Geert de Snoo new Director of Netherlands Institute of Ecology
Professor Geert de Snoo, Dean of the Faculty of Science at Leiden University, has been appointed Director of the Netherlands Institute of Ecology (NIOO-KNAW) with effect from 1 November 2019. He will stand down from his role as Dean of the Faculty of Science with effect from 1 September. De Snoo will remain affiliated to the faculty and Leiden University as professor of Conservation Biology.
Geert de Snoo
Geert de Snoo has been Dean of the Faculty of Science since 1 September 2012. He is seen as a networker who is able to create lasting connections, a person who likes to work beyond the boundaries of individual disciplines. It was at his initiative that, in 2011, the University joined forces with Delft University of Technology and Erasmus University Rotterdam in the shape of the Leiden-Delft-Erasmus Centre for Sustainability, an inter-university partnership that connects research in the natural sciences with technology and expertise in management and business. As Dean, De Snoo set up programmes such as the Data Science Programme, and championed SAILS, the new University stimulus plan in which all of the faculties at the University are participating. He also forged international connections, for instance by establishing the LERU network of deans of natural sciences and intensifying relations with partner universities in China.
Expert
De Snoo is regarded as a national and international expert in the field of biodiversity, the environment and nature conservation. He was awarded a PhD in 1995 for his thesis ‘Unsprayed field margins: implications for environment, biodiversity and agricultural practice.’ In 2003, he was made Professor by Special Appointment of Agrarian Nature Conservation and Landscape Management at Wageningen University.
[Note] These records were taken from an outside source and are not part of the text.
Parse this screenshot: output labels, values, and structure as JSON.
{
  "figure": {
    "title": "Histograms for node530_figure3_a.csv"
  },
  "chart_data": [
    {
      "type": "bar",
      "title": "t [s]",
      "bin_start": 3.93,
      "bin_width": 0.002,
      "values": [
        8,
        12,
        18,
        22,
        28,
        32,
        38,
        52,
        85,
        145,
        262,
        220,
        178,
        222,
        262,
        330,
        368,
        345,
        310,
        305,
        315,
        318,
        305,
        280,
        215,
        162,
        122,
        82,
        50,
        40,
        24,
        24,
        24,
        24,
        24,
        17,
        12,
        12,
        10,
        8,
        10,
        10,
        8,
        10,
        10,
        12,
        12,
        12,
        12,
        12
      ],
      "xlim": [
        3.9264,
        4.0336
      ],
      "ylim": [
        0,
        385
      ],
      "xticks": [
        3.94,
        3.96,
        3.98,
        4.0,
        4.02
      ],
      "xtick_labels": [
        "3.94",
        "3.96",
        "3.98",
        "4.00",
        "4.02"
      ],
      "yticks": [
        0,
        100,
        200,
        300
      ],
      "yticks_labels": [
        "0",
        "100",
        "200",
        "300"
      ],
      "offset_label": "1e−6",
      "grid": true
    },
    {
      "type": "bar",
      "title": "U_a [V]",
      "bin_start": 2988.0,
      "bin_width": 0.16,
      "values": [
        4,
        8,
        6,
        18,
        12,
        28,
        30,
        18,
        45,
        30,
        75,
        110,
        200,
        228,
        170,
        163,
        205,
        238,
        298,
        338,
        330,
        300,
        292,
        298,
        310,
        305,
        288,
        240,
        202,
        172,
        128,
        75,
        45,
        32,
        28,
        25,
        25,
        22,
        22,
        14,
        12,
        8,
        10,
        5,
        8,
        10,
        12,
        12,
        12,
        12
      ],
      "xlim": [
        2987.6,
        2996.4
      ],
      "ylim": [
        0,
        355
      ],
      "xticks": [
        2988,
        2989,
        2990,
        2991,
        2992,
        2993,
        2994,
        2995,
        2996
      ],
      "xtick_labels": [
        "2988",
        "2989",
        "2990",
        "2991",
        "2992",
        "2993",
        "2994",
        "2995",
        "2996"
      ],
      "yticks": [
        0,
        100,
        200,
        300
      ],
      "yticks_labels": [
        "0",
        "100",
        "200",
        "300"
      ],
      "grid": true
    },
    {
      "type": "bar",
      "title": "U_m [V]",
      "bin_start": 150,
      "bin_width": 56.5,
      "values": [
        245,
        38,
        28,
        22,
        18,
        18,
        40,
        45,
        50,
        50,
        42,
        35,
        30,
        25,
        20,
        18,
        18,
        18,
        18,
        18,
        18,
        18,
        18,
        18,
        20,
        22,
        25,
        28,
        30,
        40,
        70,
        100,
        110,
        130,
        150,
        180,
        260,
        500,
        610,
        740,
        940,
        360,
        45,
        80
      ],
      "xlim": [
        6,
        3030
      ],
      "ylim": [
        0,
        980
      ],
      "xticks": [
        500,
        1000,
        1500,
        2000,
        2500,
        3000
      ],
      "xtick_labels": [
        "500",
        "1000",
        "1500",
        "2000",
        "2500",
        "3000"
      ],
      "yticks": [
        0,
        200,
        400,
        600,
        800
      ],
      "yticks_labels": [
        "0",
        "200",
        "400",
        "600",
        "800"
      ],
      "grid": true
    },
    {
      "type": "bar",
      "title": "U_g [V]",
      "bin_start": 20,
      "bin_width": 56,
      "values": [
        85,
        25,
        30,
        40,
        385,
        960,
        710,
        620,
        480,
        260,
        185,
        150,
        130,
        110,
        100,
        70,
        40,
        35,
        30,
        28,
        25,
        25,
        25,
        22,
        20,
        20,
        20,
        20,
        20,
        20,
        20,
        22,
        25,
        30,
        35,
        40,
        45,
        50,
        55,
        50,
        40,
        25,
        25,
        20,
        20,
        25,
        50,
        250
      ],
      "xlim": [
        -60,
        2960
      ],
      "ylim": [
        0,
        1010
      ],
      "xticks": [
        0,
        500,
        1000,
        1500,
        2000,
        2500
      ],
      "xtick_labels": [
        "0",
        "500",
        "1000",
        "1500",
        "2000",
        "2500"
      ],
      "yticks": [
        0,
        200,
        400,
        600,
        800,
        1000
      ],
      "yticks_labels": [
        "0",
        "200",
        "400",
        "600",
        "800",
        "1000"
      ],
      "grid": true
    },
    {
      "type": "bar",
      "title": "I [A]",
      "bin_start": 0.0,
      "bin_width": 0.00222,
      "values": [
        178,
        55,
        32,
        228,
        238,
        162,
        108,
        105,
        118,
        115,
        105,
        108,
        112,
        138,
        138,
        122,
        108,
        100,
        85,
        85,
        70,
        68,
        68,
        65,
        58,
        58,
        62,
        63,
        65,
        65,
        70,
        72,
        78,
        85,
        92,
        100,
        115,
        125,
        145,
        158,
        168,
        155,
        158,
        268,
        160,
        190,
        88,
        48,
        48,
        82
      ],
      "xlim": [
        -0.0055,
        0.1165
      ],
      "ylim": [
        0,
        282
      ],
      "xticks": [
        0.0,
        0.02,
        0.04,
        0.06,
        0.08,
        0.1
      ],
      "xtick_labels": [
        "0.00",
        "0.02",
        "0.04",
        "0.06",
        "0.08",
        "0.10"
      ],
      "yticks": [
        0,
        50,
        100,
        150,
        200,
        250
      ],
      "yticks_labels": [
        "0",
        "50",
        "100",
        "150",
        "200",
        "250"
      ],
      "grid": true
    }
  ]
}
He was appointed professor and Scientific Director of the Institute of Environmental Sciences by Leiden University in 2009. In recent years, he has supervised 30 PhD candidates. His academic work varies from research into nature on farmland to research into protecting lion populations in Africa. De Snoo also communicates scientific insights to a wider audience comprising policymakers and the public, and is a regular media commentator.